I am using PyGad’s GA function to optimise a neural network. As part of the testing and de-bugging I added some code to the fitness function that would save each solution and its accuracy. I’ve set the initial population to 10 and the number of solutions per population to 10.
I was expecting the fitness function to be called 10 times (once for each solution in the population less the solutions that are carried forward by keep elite and keep parents both of which I have set at 2). However, I’m finding that the fitness function is being called 26 times for the first generation and 16 time for each generation thereafter. The extra 10 calls in the first generation are obviously PyGad initialising. The fitness function is very time consuming, and I would like to limit the calls that are made per generation. Can someone explain why and what these extra calls on the fitness function are and how I can reduce them please.

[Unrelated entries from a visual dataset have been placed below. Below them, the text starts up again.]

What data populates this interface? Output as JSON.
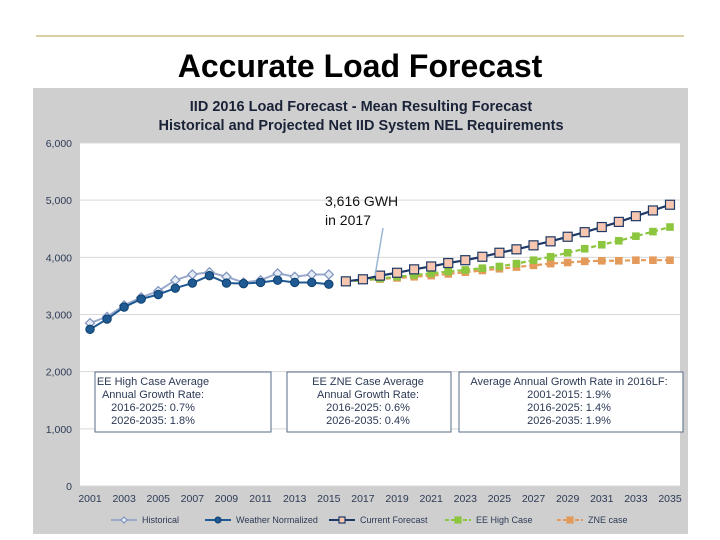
{
  "slide": {
    "title": "Accurate Load Forecast"
  },
  "chart_data": {
    "type": "line",
    "title": "IID 2016 Load Forecast - Mean Resulting Forecast",
    "subtitle": "Historical and Projected Net IID System NEL Requirements",
    "ylim": [
      0,
      6000
    ],
    "xlim": [
      2001,
      2035
    ],
    "y_ticks": [
      "6,000",
      "5,000",
      "4,000",
      "3,000",
      "2,000",
      "1,000",
      "0"
    ],
    "x_ticks": [
      "2001",
      "2003",
      "2005",
      "2007",
      "2009",
      "2011",
      "2013",
      "2015",
      "2017",
      "2019",
      "2021",
      "2023",
      "2025",
      "2027",
      "2029",
      "2031",
      "2033",
      "2035"
    ],
    "grid": true,
    "legend_position": "bottom",
    "series": [
      {
        "name": "Historical",
        "color": "#9aa9cc",
        "x": [
          2001,
          2002,
          2003,
          2004,
          2005,
          2006,
          2007,
          2008,
          2009,
          2010,
          2011,
          2012,
          2013,
          2014,
          2015
        ],
        "values": [
          2850,
          2960,
          3160,
          3300,
          3410,
          3600,
          3700,
          3740,
          3660,
          3560,
          3600,
          3720,
          3660,
          3700,
          3700
        ]
      },
      {
        "name": "Weather Normalized",
        "color": "#1f5a93",
        "x": [
          2001,
          2002,
          2003,
          2004,
          2005,
          2006,
          2007,
          2008,
          2009,
          2010,
          2011,
          2012,
          2013,
          2014,
          2015
        ],
        "values": [
          2740,
          2920,
          3130,
          3270,
          3350,
          3460,
          3550,
          3680,
          3550,
          3540,
          3560,
          3600,
          3560,
          3560,
          3530
        ]
      },
      {
        "name": "Current Forecast",
        "color": "#1f3a66",
        "x": [
          2016,
          2017,
          2018,
          2019,
          2020,
          2021,
          2022,
          2023,
          2024,
          2025,
          2026,
          2027,
          2028,
          2029,
          2030,
          2031,
          2032,
          2033,
          2034,
          2035
        ],
        "values": [
          3580,
          3616,
          3680,
          3730,
          3790,
          3840,
          3900,
          3950,
          4010,
          4080,
          4140,
          4210,
          4280,
          4360,
          4440,
          4530,
          4620,
          4720,
          4820,
          4920
        ]
      },
      {
        "name": "EE High Case",
        "color": "#8cc63f",
        "x": [
          2016,
          2017,
          2018,
          2019,
          2020,
          2021,
          2022,
          2023,
          2024,
          2025,
          2026,
          2027,
          2028,
          2029,
          2030,
          2031,
          2032,
          2033,
          2034,
          2035
        ],
        "values": [
          3580,
          3600,
          3630,
          3660,
          3690,
          3720,
          3750,
          3780,
          3810,
          3840,
          3890,
          3950,
          4010,
          4080,
          4150,
          4220,
          4290,
          4370,
          4450,
          4530
        ]
      },
      {
        "name": "ZNE case",
        "color": "#e39a5b",
        "x": [
          2016,
          2017,
          2018,
          2019,
          2020,
          2021,
          2022,
          2023,
          2024,
          2025,
          2026,
          2027,
          2028,
          2029,
          2030,
          2031,
          2032,
          2033,
          2034,
          2035
        ],
        "values": [
          3580,
          3600,
          3620,
          3640,
          3660,
          3680,
          3710,
          3740,
          3770,
          3800,
          3830,
          3860,
          3890,
          3910,
          3930,
          3940,
          3940,
          3950,
          3950,
          3950
        ]
      }
    ],
    "annotation": {
      "line1": "3,616 GWH",
      "line2": "in 2017"
    },
    "info_boxes": [
      {
        "lines": [
          "EE High Case Average",
          "Annual Growth Rate:",
          "2016-2025:   0.7%",
          "2026-2035:   1.8%"
        ]
      },
      {
        "lines": [
          "EE ZNE Case Average",
          "Annual Growth Rate:",
          "2016-2025:   0.6%",
          "2026-2035:   0.4%"
        ]
      },
      {
        "lines": [
          "Average Annual Growth Rate in 2016LF:",
          "2001-2015:    1.9%",
          "2016-2025:    1.4%",
          "2026-2035:    1.9%"
        ]
      }
    ]
  }
}
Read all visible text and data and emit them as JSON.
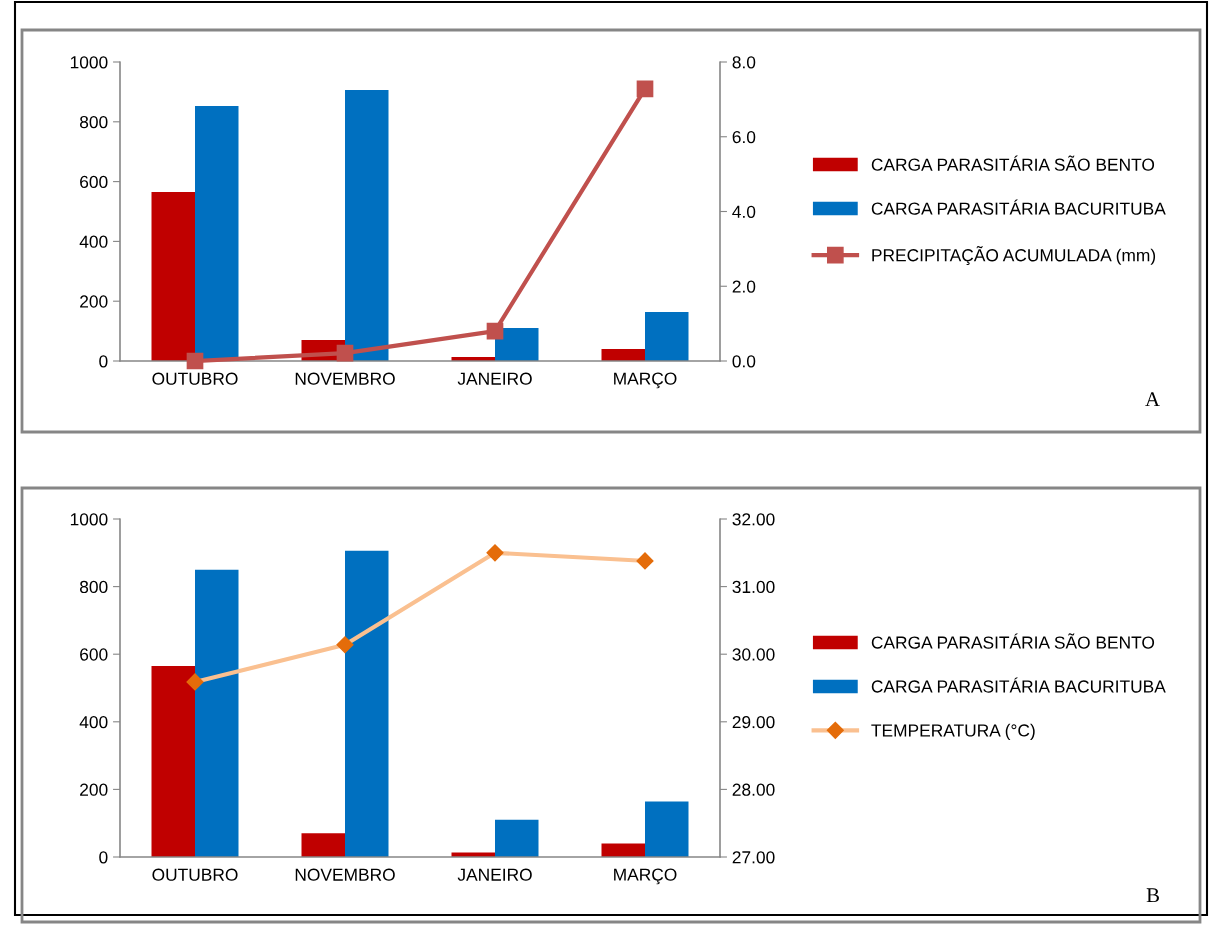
{
  "chart_data": [
    {
      "type": "bar",
      "categories": [
        "OUTUBRO",
        "NOVEMBRO",
        "JANEIRO",
        "MARÇO"
      ],
      "series": [
        {
          "name": "CARGA PARASITÁRIA SÃO BENTO",
          "color": "#c00000",
          "values": [
            565,
            70,
            13,
            40
          ]
        },
        {
          "name": "CARGA PARASITÁRIA BACURITUBA",
          "color": "#0070c0",
          "values": [
            853,
            906,
            110,
            164
          ]
        },
        {
          "name": "PRECIPITAÇÃO ACUMULADA (mm)",
          "type": "line",
          "axis": "y2",
          "color": "#c0504d",
          "marker": "square",
          "values": [
            0.0,
            0.21,
            0.8,
            7.28
          ]
        }
      ],
      "ylim": [
        0,
        1000
      ],
      "yticks": [
        0,
        200,
        400,
        600,
        800,
        1000
      ],
      "y2lim": [
        0,
        8
      ],
      "y2ticks": [
        {
          "value": 0,
          "label": "0.0"
        },
        {
          "value": 2,
          "label": "2.0"
        },
        {
          "value": 4,
          "label": "4.0"
        },
        {
          "value": 6,
          "label": "6.0"
        },
        {
          "value": 8,
          "label": "8.0"
        }
      ],
      "legend": "right",
      "grid": false,
      "annotations": [
        "A"
      ]
    },
    {
      "type": "bar",
      "categories": [
        "OUTUBRO",
        "NOVEMBRO",
        "JANEIRO",
        "MARÇO"
      ],
      "series": [
        {
          "name": "CARGA PARASITÁRIA SÃO BENTO",
          "color": "#c00000",
          "values": [
            565,
            70,
            13,
            40
          ]
        },
        {
          "name": "CARGA PARASITÁRIA BACURITUBA",
          "color": "#0070c0",
          "values": [
            850,
            906,
            110,
            164
          ]
        },
        {
          "name": "TEMPERATURA (°C)",
          "type": "line",
          "axis": "y2",
          "color": "#fac090",
          "marker": "diamond",
          "values": [
            29.59,
            30.14,
            31.5,
            31.38
          ]
        }
      ],
      "ylim": [
        0,
        1000
      ],
      "yticks": [
        0,
        200,
        400,
        600,
        800,
        1000
      ],
      "y2lim": [
        27,
        32
      ],
      "y2ticks": [
        {
          "value": 27,
          "label": "27.00"
        },
        {
          "value": 28,
          "label": "28.00"
        },
        {
          "value": 29,
          "label": "29.00"
        },
        {
          "value": 30,
          "label": "30.00"
        },
        {
          "value": 31,
          "label": "31.00"
        },
        {
          "value": 32,
          "label": "32.00"
        }
      ],
      "legend": "right",
      "grid": false,
      "annotations": [
        "B"
      ]
    }
  ]
}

The ga instance is:
ga_instance = pg.GA(initial_population=initial_population,
num_generations=100,
num_parents_mating=2,
fitness_func=fitness,
sol_per_pop=10,
num_genes=18,
gene_type=GENE_TYPE,
gene_space=GENE_SPACE,
parent_selection_type=’tournament’,
K_tournament=5,
keep_parents=2,
keep_elitism=2,
save_solutions=True,
save_best_solutions=True,
crossover_type=’single_point’,
mutation_type=’adaptive’,
allow_duplicate_genes=True,
mutation_num_genes=[4,2],
stop_criteria=’saturate_5’,
on_generation=callback_gen,
suppress_warnings=False)
Your code is OK. The issue is about adaptive mutation. First it calls the fitness function for the offspring. Then inside the evolution loop, the fitness function is called again for the same offspring. Thus, increasing the number of calls.
This issue will be fixed in a later release of PyGAD.